A further souring of relations between Russia and the West could hurt the European economy, already struggling to recover from a deep recession. Data on Wednesday showed German industrial orders dropped in June at their steepest rate since September 2011 and Italy's economy unexpectedly slid back into recession in the second quarter.

The situation with Russia "is certainly going to spook the market and we saw a little of that yesterday," said Randy Frederick, managing director of trading and derivatives for Charles Schwab in Austin, speaking of Tuesday's afternoon selloff.

"As far as the broad market goes, we haven?t had a pullback of any size since April.
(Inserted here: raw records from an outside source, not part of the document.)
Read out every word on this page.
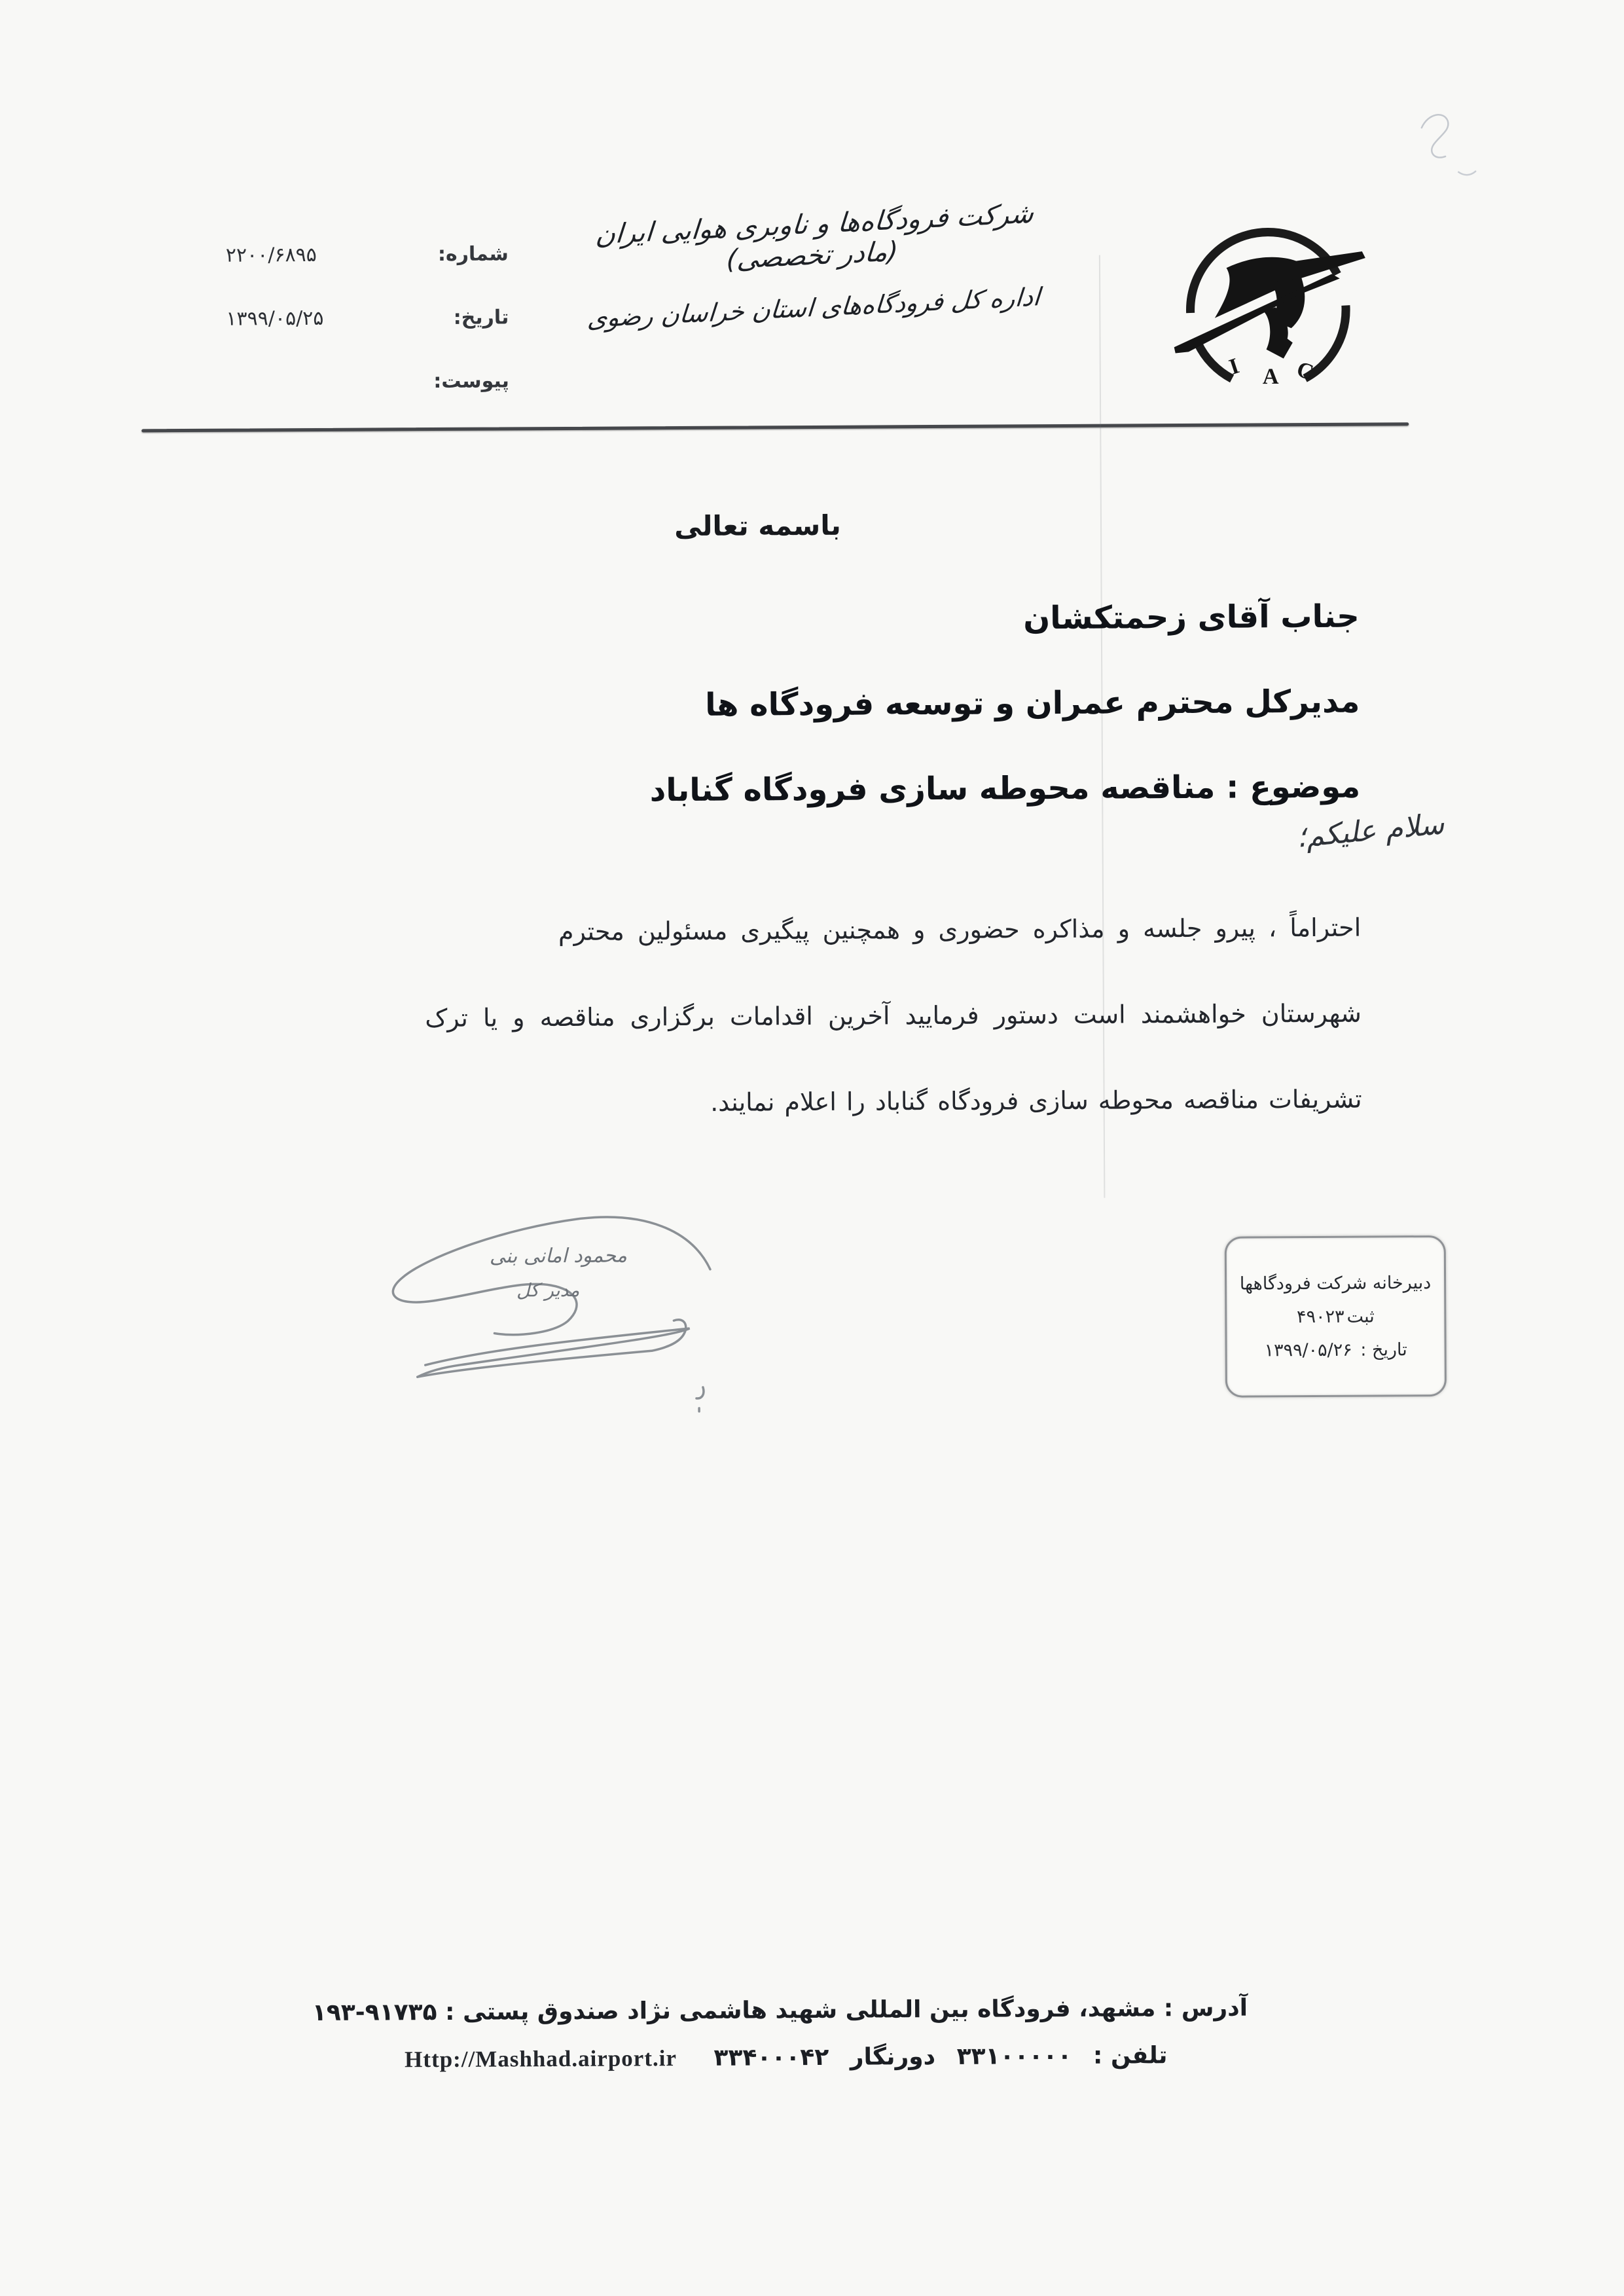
شماره:
۲۲۰۰/۶۸۹۵
تاریخ:
۱۳۹۹/۰۵/۲۵
پیوست:
شرکت فرودگاه‌ها و ناوبری هوایی ایران (مادر تخصصی)
اداره کل فرودگاه‌های استان خراسان رضوی
I A C
باسمه تعالی
جناب آقای زحمتکشان
مدیرکل محترم عمران و توسعه فرودگاه ها
موضوع : مناقصه محوطه سازی فرودگاه گناباد
سلام علیکم؛
احتراماً ، پیرو جلسه و مذاکره حضوری و همچنین پیگیری مسئولین محترم
شهرستان خواهشمند است دستور فرمایید آخرین اقدامات برگزاری مناقصه و یا ترک
تشریفات مناقصه محوطه سازی فرودگاه گناباد را اعلام نمایند.
محمود امانی بنی
مدیر کل	دبیرخانه شرکت فرودگاهها
ثبت۴۹۰۲۳
تاریخ : ۱۳۹۹/۰۵/۲۶
آدرس : مشهد، فرودگاه بین المللی شهید هاشمی نژاد صندوق پستی : ۹۱۷۳۵-۱۹۳
تلفن : ۳۳۱۰۰۰۰۰ دورنگار ۳۳۴۰۰۰۴۲ Http://Mashhad.airport.ir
Every time we see a little weakness, people tend to step in and buy, primarily because they have cash out there to put to work and there?s not a lot of places for that,? he said.

The Dow Jones industrial average rose 28.6 points or 0.17 percent, to 16,458.07, the S&P 500 gained 3.44 points or 0.18 percent, to 1,923.65 and the Nasdaq Composite added 15.59 points or 0.36 percent, to 4,368.42.

The S&P hit its session low just below the 100-day moving average, breaching it for the first time since April 15. The index has closed below it only four times this year, three in February and one in April, making it a strong technical support.

Time Warner Inc was the largest decliner on the S&P 500 after Rupert Murdoch's Twenty-First Century Fox withdrew its $80 billion offer to buy the media company. Time Warner shares slid 12.2 percent to $74.77 despite reporting better-than-expected results, while Fox rose 5.1 percent to $32.90.

Sprint fell 18.7 percent to $5.92 and T-Mobile dropped 6.7 percent to $31.63 after a proposed deal between them also fell through.

Walgreen Co shares fell 12.2 percent to $60.66 after it said it wouldn't use a full takeover of Europe's biggest pharmacy chain Alliance Boots to move its domicile overseas, following fierce criticism of such tax-cutting deals at home.

Shares of Cognizant Technology fell 12.5 percent to $43.74 after the IT services provider said it expected slower full-year sales growth than previously forecast.

Groupon shares tumbled 16.1 percent to $5.93 a day after it slashed its full-year profit outlook.

Utilities were the largest percentage decliner among the S&P industry sectors with a 1.4 percent drop. At its session low, the sector index was down 9.8 percent from its all-time intraday high set June 30 - just shy of entering correction territory after leading the market higher in the first half of the year.